Война, как известно, многое по-новому проявляет в людях, и когда я слышу теперь, от людей невоевавших, вошедшие в моду выражения типа «мы – на переднем крае» или «я бы его (ее) в разведку не взял», я только грустно и скептически улыбаюсь. Ну можно ли так категорически обозначать «передний край» у себя под носом и так безапелляционно судить о том, кто годен, кто нет… Во фронтовой обстановке, там, где действительно приходится ходить в разведку, люди меняются, часто меняются кардинально, и далеко не всякий, кто выглядит в мирное время, на словах «завзятым разведчиком», окажется достойным такого доверия, и выдержит такую непомерную нагрузку в военную годину, и не струсит. А тот, о ком он только что так презрительно отозвался, может как раз стать опорой любого командира, а то и прекрасно командовать сам.

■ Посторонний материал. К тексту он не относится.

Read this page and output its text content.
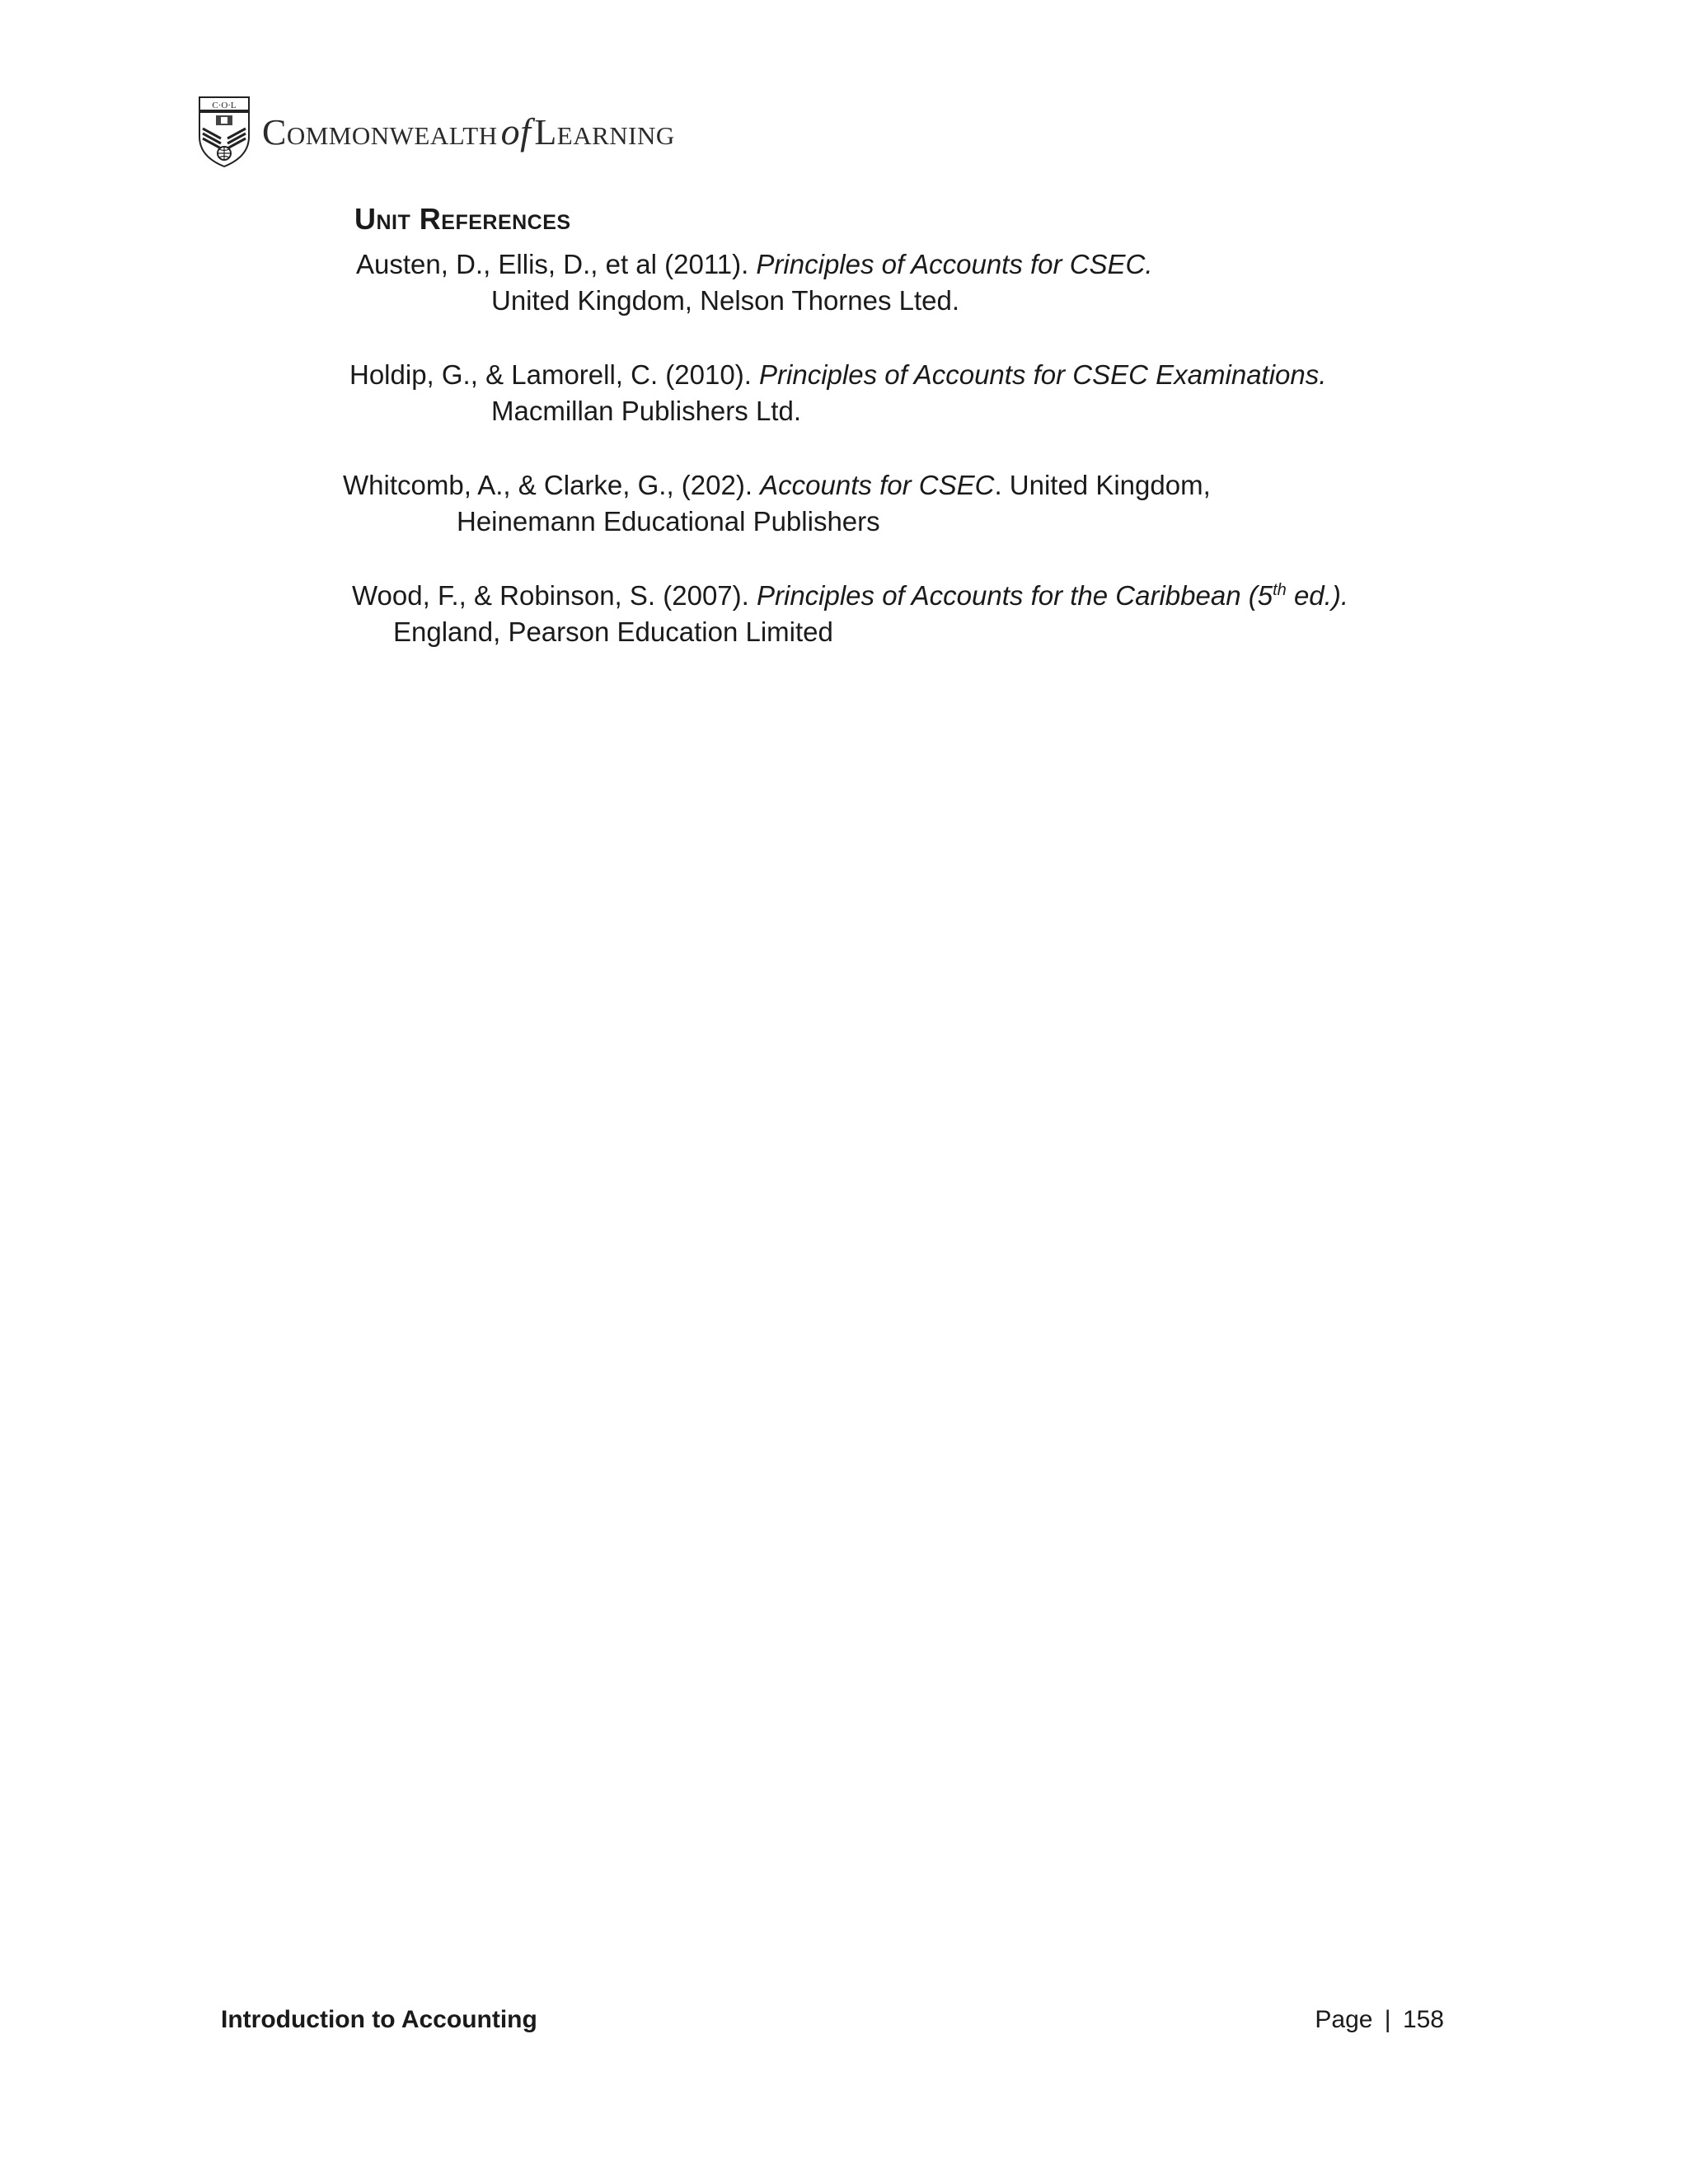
C·O·L
Commonwealth of Learning
Unit References
Austen, D., Ellis, D., et al (2011). Principles of Accounts for CSEC.
United Kingdom, Nelson Thornes Lted.
Holdip, G., & Lamorell, C. (2010). Principles of Accounts for CSEC Examinations.
Macmillan Publishers Ltd.
Whitcomb, A., & Clarke, G., (202). Accounts for CSEC. United Kingdom,
Heinemann Educational Publishers
Wood, F., & Robinson, S. (2007). Principles of Accounts for the Caribbean (5th ed.).
England, Pearson Education Limited
Introduction to Accounting	Page | 158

Отличать подлинное от мнимого настойчиво, бескомпромиссно учил меня наш политрук.
Внешности он был не броской. Небольшого роста, светловолосый, голубоглазый, сухонький, он одевался строго по форме и всегда очень скромно – за исключением сапог. Я не видел на нем других сапог, кроме хромовых, как литые сидевших на его небольшой, аккуратной ноге. Когда положение на фронте стабилизировалось и хозяйство нашей роты надолго разместилось в небольшой валдайской деревушке, он разыскал среди солдат бывшего деревенского сапожника, раздобыл для него комплект инструмента – штатного сапожника нам не полагалось, но Петр Иванович умел ладить с интендантами – и проследил за тем, чтобы Алексеича разместили в теплом и просторном помещении. Вскоре выяснилось: сделано это было не только потому, что политрук любил хорошие сапоги и понимал, как важно, чтобы у солдат, отхаживавших вдоль линии десятки километров, были сухие ноги. Возле нашего сапожника, днем чинившего бесконечные ботинки, а вечерами тачавшего сапоги для счастливцев, сумевших раздобыть крой, как-то сам по себе образовался ротный клуб.

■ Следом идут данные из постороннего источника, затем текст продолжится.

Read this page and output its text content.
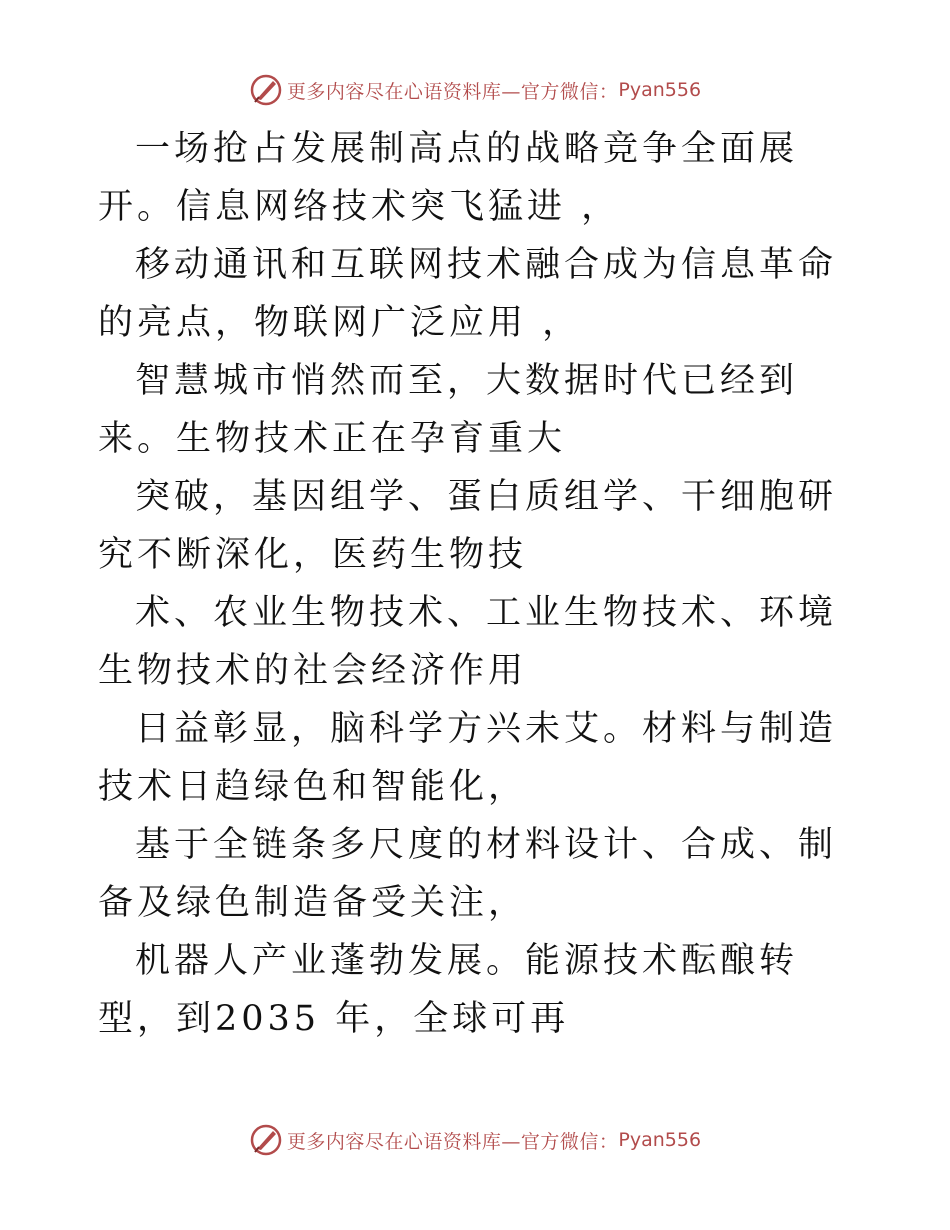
更多内容尽在心语资料库—官方微信： Pyan556

一场抢占发展制高点的战略竞争全面展开。信息网络技术突飞猛进 ，

移动通讯和互联网技术融合成为信息革命的亮点，物联网广泛应用 ，

智慧城市悄然而至，大数据时代已经到来。生物技术正在孕育重大

突破，基因组学、蛋白质组学、干细胞研究不断深化，医药生物技

术、农业生物技术、工业生物技术、环境生物技术的社会经济作用

日益彰显，脑科学方兴未艾。材料与制造技术日趋绿色和智能化，

基于全链条多尺度的材料设计、合成、制备及绿色制造备受关注，

机器人产业蓬勃发展。能源技术酝酿转型，到2035 年，全球可再

更多内容尽在心语资料库—官方微信： Pyan556
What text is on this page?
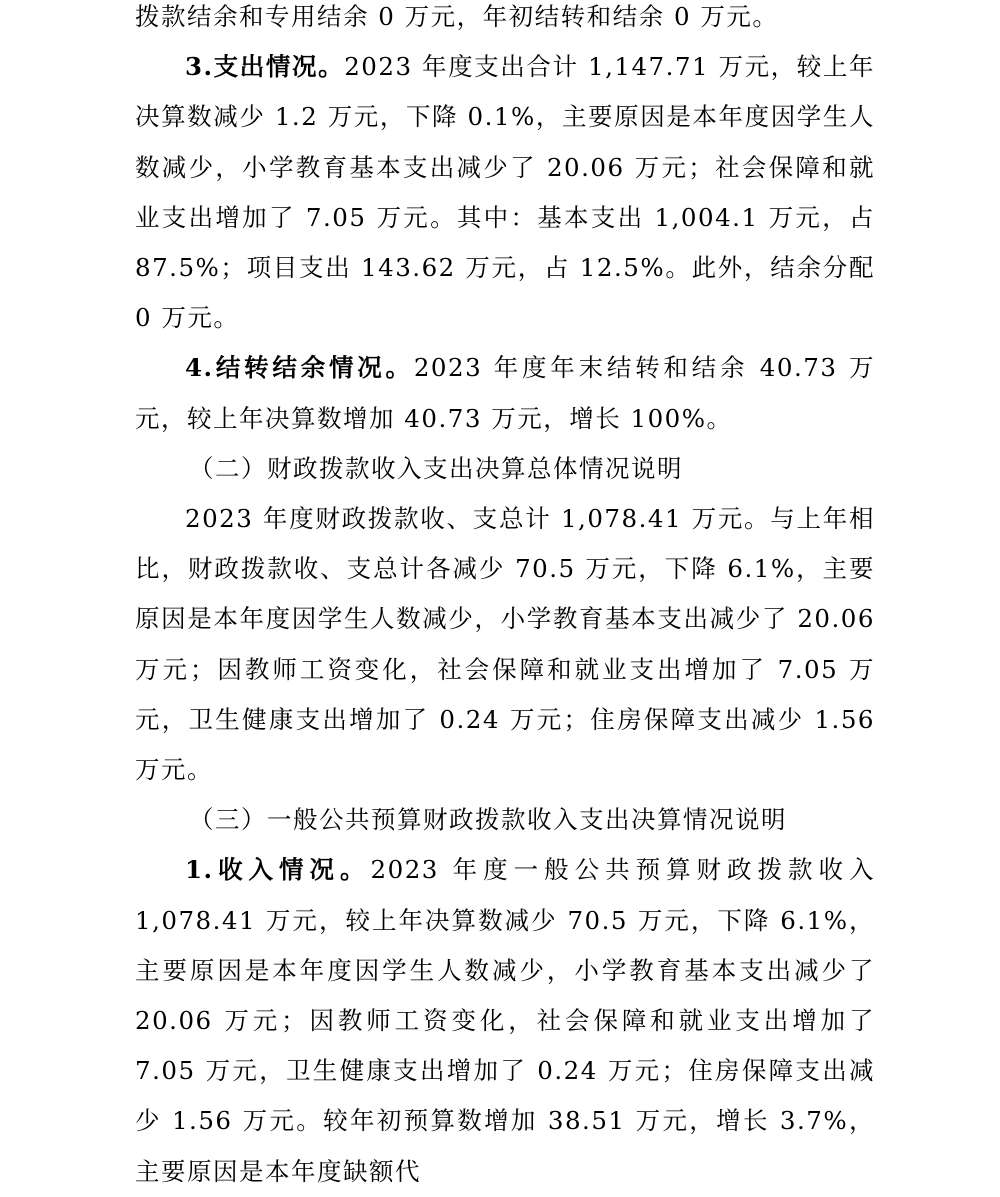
拨款结余和专用结余 0 万元，年初结转和结余 0 万元。

3.支出情况。2023 年度支出合计 1,147.71 万元，较上年决算数减少 1.2 万元，下降 0.1%，主要原因是本年度因学生人数减少，小学教育基本支出减少了 20.06 万元；社会保障和就业支出增加了 7.05 万元。其中：基本支出 1,004.1 万元，占 87.5%；项目支出 143.62 万元，占 12.5%。此外，结余分配 0 万元。

4.结转结余情况。2023 年度年末结转和结余 40.73 万元，较上年决算数增加 40.73 万元，增长 100%。

（二）财政拨款收入支出决算总体情况说明

2023 年度财政拨款收、支总计 1,078.41 万元。与上年相比，财政拨款收、支总计各减少 70.5 万元，下降 6.1%，主要原因是本年度因学生人数减少，小学教育基本支出减少了 20.06 万元；因教师工资变化，社会保障和就业支出增加了 7.05 万元，卫生健康支出增加了 0.24 万元；住房保障支出减少 1.56 万元。

（三）一般公共预算财政拨款收入支出决算情况说明

1.收入情况。2023 年度一般公共预算财政拨款收入 1,078.41 万元，较上年决算数减少 70.5 万元，下降 6.1%，主要原因是本年度因学生人数减少，小学教育基本支出减少了 20.06 万元；因教师工资变化，社会保障和就业支出增加了 7.05 万元，卫生健康支出增加了 0.24 万元；住房保障支出减少 1.56 万元。较年初预算数增加 38.51 万元，增长 3.7%，主要原因是本年度缺额代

Меньше десяти-двенадцати человек там не собиралось, обычно значительно больше. Частенько ни о чем серьезном речи не шло – «охотничьи» рассказы, анекдоты, байки, красочные описания былых побед над слабозащищенными женскими сердцами и, разумеется, фронтовая летопись сменяли друг друга. Субординации – никакой: важно было не звание рассказчика, а количество наград или нашивок за ранения на его гимнастерке, умелая речь, едкая шутка, знание жизни.
Долгие вечера, наполненные, казалось бы, пустой болтовней, давали нам дружеское тепло и подобие уюта, давали нам передышку; как это много на войне, объяснять не надо.
Наш маленький клуб навещал и Петр Иванович. Он ничего не навязывал собравшимся, не нарушал доверительного тона беседы, умел хорошо слушать – много ли начальников могут похвалиться этим? – подхватить ядреную шутку, раскатисто рассмеяться вместе со всеми и сам охотно, и красноречиво выкладывал, в очередь с другими ораторами, различные были и небылицы, которых знал целую кучу и помнил их чуть ли не с детства.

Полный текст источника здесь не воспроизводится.